Buyers taking their first step on the housing ladder accounted for 29 per cent of all sales in September, compared to 20 per cent in August, according to the National Association of Estate Agents latest market report.
However, the number of house-hunters registered per estate agent branch dropped in September, following a period of high and, what the NAEA described as, unsustainable demand in July and August.
On average, there were 342 prospective buyers registered at each NAEA member branch in September, down 16 per cent from the 408 recorded in August and a 26 per cent drop from July, when demand reached an eleven year high of 462 house-hunters per branch on average.
The number of properties available to buy dropped marginally to 37 per member branch in September, following a fall in the availability of housing stock the month before, when the number of properties available fell 31 per cent from 55 in July to 38 in August.
Mark Hayward, managing director of the NAEA, said members saw an average nine sales going through per branch in September, backed by a range of new mortgage products coming on to the market, which is likely to be encouraging ‘first steppers’, alongside the impending interest rate rise being pushed back to next year at the very earliest.
“However, in order to ensure there is enough affordable housing on the market for FTBs, we need the issue of supply and demand to be addressed in a big way. Until substantial numbers of new houses are built, we won’t see every FTB reach the bottom rung of the ladder.”
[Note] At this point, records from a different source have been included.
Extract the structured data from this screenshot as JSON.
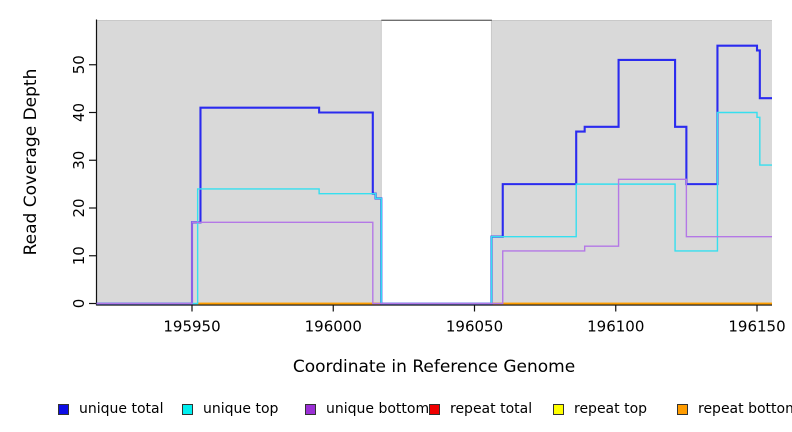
{
  "chart_data": {
    "type": "line",
    "style": "step",
    "title": "",
    "xlabel": "Coordinate in Reference Genome",
    "ylabel": "Read Coverage Depth",
    "xlim": [
      195916,
      196156
    ],
    "ylim": [
      0,
      59
    ],
    "x_ticks": [
      195950,
      196000,
      196050,
      196100,
      196150
    ],
    "y_ticks": [
      0,
      10,
      20,
      30,
      40,
      50
    ],
    "grid": false,
    "legend_position": "bottom",
    "plot_bg": "#FFFFFF",
    "shaded_regions": [
      {
        "from": 195916,
        "to": 196017,
        "color": "#D9D9D9"
      },
      {
        "from": 196056,
        "to": 196156,
        "color": "#D9D9D9"
      }
    ],
    "series": [
      {
        "name": "repeat total",
        "color": "#F00000",
        "lw": 1.4,
        "segments": [
          {
            "pts": [
              [
                195952,
                0
              ]
            ],
            "end": 196017
          },
          {
            "pts": [
              [
                196056,
                0
              ]
            ],
            "end": 196156
          }
        ]
      },
      {
        "name": "repeat top",
        "color": "#FFFF00",
        "lw": 1.4,
        "segments": [
          {
            "pts": [
              [
                195952,
                0
              ]
            ],
            "end": 196017
          },
          {
            "pts": [
              [
                196056,
                0
              ]
            ],
            "end": 196156
          }
        ]
      },
      {
        "name": "repeat bottom",
        "color": "#FF9C00",
        "lw": 1.4,
        "segments": [
          {
            "pts": [
              [
                195952,
                0
              ]
            ],
            "end": 196017
          },
          {
            "pts": [
              [
                196056,
                0
              ]
            ],
            "end": 196156
          }
        ]
      },
      {
        "name": "unique total",
        "color": "#2B2BEF",
        "lw": 2.1,
        "segments": [
          {
            "pts": [
              [
                195916,
                0
              ],
              [
                195950,
                17
              ],
              [
                195953,
                41
              ],
              [
                195995,
                40
              ],
              [
                196014,
                23
              ],
              [
                196015,
                22
              ],
              [
                196017,
                0
              ],
              [
                196056,
                14
              ],
              [
                196060,
                25
              ],
              [
                196086,
                36
              ],
              [
                196089,
                37
              ],
              [
                196101,
                51
              ],
              [
                196121,
                37
              ],
              [
                196125,
                25
              ],
              [
                196136,
                54
              ],
              [
                196150,
                53
              ],
              [
                196151,
                43
              ]
            ],
            "end": 196156
          }
        ]
      },
      {
        "name": "unique top",
        "color": "#35DFEF",
        "lw": 1.4,
        "segments": [
          {
            "pts": [
              [
                195916,
                0
              ],
              [
                195952,
                24
              ],
              [
                195995,
                23
              ],
              [
                196015,
                22
              ],
              [
                196017,
                0
              ],
              [
                196056,
                14
              ],
              [
                196086,
                25
              ],
              [
                196121,
                11
              ],
              [
                196136,
                40
              ],
              [
                196150,
                39
              ],
              [
                196151,
                29
              ]
            ],
            "end": 196156
          }
        ]
      },
      {
        "name": "unique bottom",
        "color": "#B478E6",
        "lw": 1.4,
        "segments": [
          {
            "pts": [
              [
                195916,
                0
              ],
              [
                195950,
                17
              ],
              [
                196014,
                0
              ],
              [
                196060,
                11
              ],
              [
                196089,
                12
              ],
              [
                196101,
                26
              ],
              [
                196125,
                14
              ]
            ],
            "end": 196156
          }
        ]
      }
    ],
    "legend": [
      {
        "label": "unique total",
        "color": "#0D0DE6"
      },
      {
        "label": "unique top",
        "color": "#00EFEF"
      },
      {
        "label": "unique bottom",
        "color": "#9B30D6"
      },
      {
        "label": "repeat total",
        "color": "#F00000"
      },
      {
        "label": "repeat top",
        "color": "#FFFF00"
      },
      {
        "label": "repeat bottom",
        "color": "#FF9C00"
      }
    ]
  }
}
He argued that if supply and demand could just meet in the middle, the housing market would be functional again.
“The introduction of the Housing and Planning Bill – announced last week – is good news however,” said Mr Hayward. “Nonetheless it’s really important that in urban areas, replacement properties are built within the same local authority boundaries as the original homes that were sold, so that stock is replenished evenly across city regions.”
Demand dropped 16 per cent this month, with first-time-buyers making up a larger proportion of sales, which indicates that the market is on the road to recovery, but he added that this still is not enough. “Even with the promises outlined in the Housing and Planning Bill, there are still nine house-hunters fighting for each property and new housing just isn’t being built quickly enough.”